Siena

After a leisurely start to my day, complete with a good breakfast, I made my way from Colle di Val d’Elsa to Siena. Most of the 28 km walk was on trails through the wooded hills and unpaved roads. In the latter part of the afternoon, I met several people who had been picking mushrooms in the forest.
As evening approached (i.e. around 4:00 pm, sunset being at 4:38), I came across un punto sosta per pellegrini. This resting place for pilgrims had multiple seats, a large rough-hewn table, a water tap, a pilgrims’ logbook, and an invitation to ring at the house next door for a complimentary beverage: tea, or several types of coffee. It also had a sign asking pilgrims to send a postcard when they got back home.
I knew I was still at least 10 kms from Siena, even though it had been in view for the past hour of walking. (A city set on a hill, and all that.) I took a picture of the address so I could send a postcard, and intended to simply go on my way, but then I heard someone moving around next door.
Since I was touched by the thoughtfulness shown in this ‎most generous stopping point, I headed next door to express my appreciation to Marcelo. We chatted for a bit, and I wound up having a coffee and signing the logbook. (I noticed when I did that I am now only four days behind the mother and daughter from Germany I had met in Santhià a month ago. Perhaps I’ll see them again!)
Marcelo had set up this place of rest and restoration for pilgrims four years ago, as a private endeavour. I didn’t ask him why, I just thanked him for doing so. He told me that this year he’s had twice as many people stop compared to last year.
After shaking his hand and thanking him again, I strapped my headlamp to my hat and continued on my way. Even after sunset, there’s a very long twilight, and I didn’t turn it on until I finally reached a major road an hour later. ‎ Even then, it was not to help me find my way. It was to help oncoming traffic see me. A blinking light and hi-vis reflective surfaces (front, back, and both sides) gets me lots of room on the road at night – more so than during the day. I really do enjoy walking after dark!

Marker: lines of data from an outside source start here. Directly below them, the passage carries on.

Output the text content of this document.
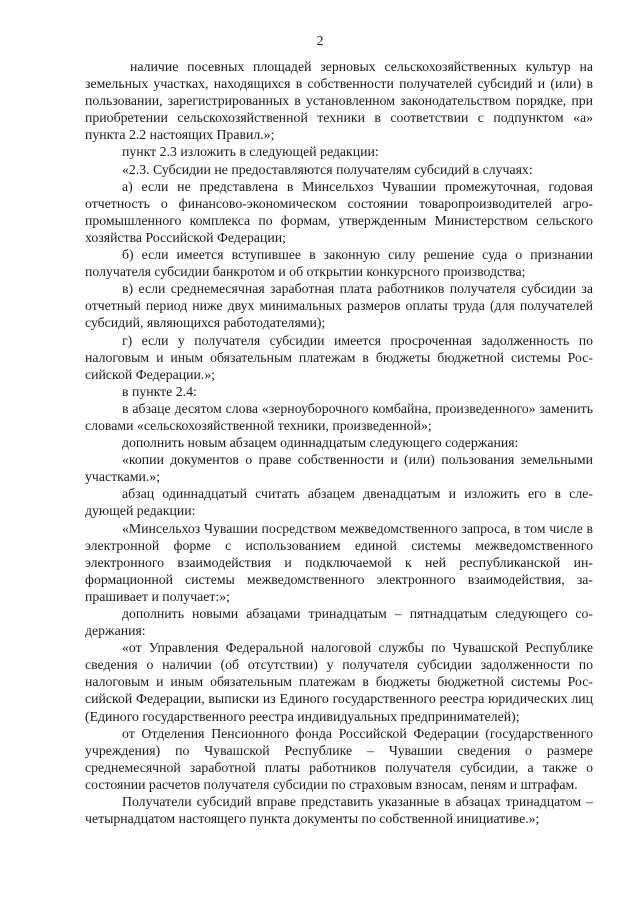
2

наличие посевных площадей зерновых сельскохозяйственных культур на земельных участках, находящихся в собственности получателей субсидий и (или) в пользовании, зарегистрированных в установленном законодательством порядке, при приобретении сельскохозяйственной техники в соответствии с подпунктом «а» пункта 2.2 настоящих Правил.»;

пункт 2.3 изложить в следующей редакции:

«2.3. Субсидии не предоставляются получателям субсидий в случаях:

а) если не представлена в Минсельхоз Чувашии промежуточная, годовая отчетность о финансово-экономическом состоянии товаропроизводителей агропромышленного комплекса по формам, утвержденным Министерством сельского хозяйства Российской Федерации;

б) если имеется вступившее в законную силу решение суда о признании получателя субсидии банкротом и об открытии конкурсного производства;

в) если среднемесячная заработная плата работников получателя субсидии за отчетный период ниже двух минимальных размеров оплаты труда (для получателей субсидий, являющихся работодателями);

г) если у получателя субсидии имеется просроченная задолженность по налоговым и иным обязательным платежам в бюджеты бюджетной системы Российской Федерации.»;

в пункте 2.4:

в абзаце десятом слова «зерноуборочного комбайна, произведенного» заменить словами «сельскохозяйственной техники, произведенной»;

дополнить новым абзацем одиннадцатым следующего содержания:

«копии документов о праве собственности и (или) пользования земельными участками.»;

абзац одиннадцатый считать абзацем двенадцатым и изложить его в следующей редакции:

«Минсельхоз Чувашии посредством межведомственного запроса, в том числе в электронной форме с использованием единой системы межведомственного электронного взаимодействия и подключаемой к ней республиканской информационной системы межведомственного электронного взаимодействия, запрашивает и получает:»;

дополнить новыми абзацами тринадцатым – пятнадцатым следующего содержания:

«от Управления Федеральной налоговой службы по Чувашской Республике сведения о наличии (об отсутствии) у получателя субсидии задолженности по налоговым и иным обязательным платежам в бюджеты бюджетной системы Российской Федерации, выписки из Единого государственного реестра юридических лиц (Единого государственного реестра индивидуальных предпринимателей);

от Отделения Пенсионного фонда Российской Федерации (государственного учреждения) по Чувашской Республике – Чувашии сведения о размере среднемесячной заработной платы работников получателя субсидии, а также о состоянии расчетов получателя субсидии по страховым взносам, пеням и штрафам.

Получатели субсидий вправе представить указанные в абзацах тринадцатом – четырнадцатом настоящего пункта документы по собственной инициативе.»;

That being said, I knew that by the time I finally arrived in the city centre, the parish accommodations would be closed. (I did get a late start.) I had tried calling them yesterday and again earlier in the day today, but nobody answered. (Quelle surprise!)‎ I walked through the suburbs of Siena, pausing at a McDonald’s to use their restroom and try calling some of the hotels listed in my guidebook. I also discovered that in Italy, there are mini-panzerottis on the menu. At €2 for three, they were horribly overpriced, but very delicious.
The very first hotel listed in my guidebook (after the “closed for renovations” youth hostel and the non-responsive parochial house) was Hotel Alma Domus.

(http://www.hotelalmadomus.it/inglese/index.php) As always, I attempted to communicate in Italian, and it was only when the clerk tried telling me of the additional €1.50 city room tax that I failed to understand. He graciously switched to English, and I told him I’d be arriving in about an hour.

The long walk through the interminable suburbs was rather frustrating, since I’d had the city in my sights for several hours. Finally I reached the official city limits and faced another 2 km walk into the heart of the mediaeval walled city.

It was worth it. Not only is my economy room sufficient, but the view out my window (see above) is incredible! At this point, it would be very easy for me to be jaded about (ho-hum) yet another quaint mediaeval town. I mean, c’mon – I’ve been in cities which have been continously inhabited for the past 8000 years. (Damascus and Aleppo, if you’re curious.)  But what I saw of old Siena on my way to the hotel has convinced me it’s worth spending at least a few hours exploring in the morning. I can leave my backpack at the hotel after I check out in the morning, and tomorrow’s destination is only 27 kms away. Yes, that means arriving after dark if I get under way at noon, but I think it’s worth it to see Siena in the sunshine.

And so, to bed. It’s almost 1:30 in the morning (these updates do take a long time to compose!) and the complimentary  breakfast is only served from 7:30 to 9:00. A few hours of sightseeing, and then it’s back on the road.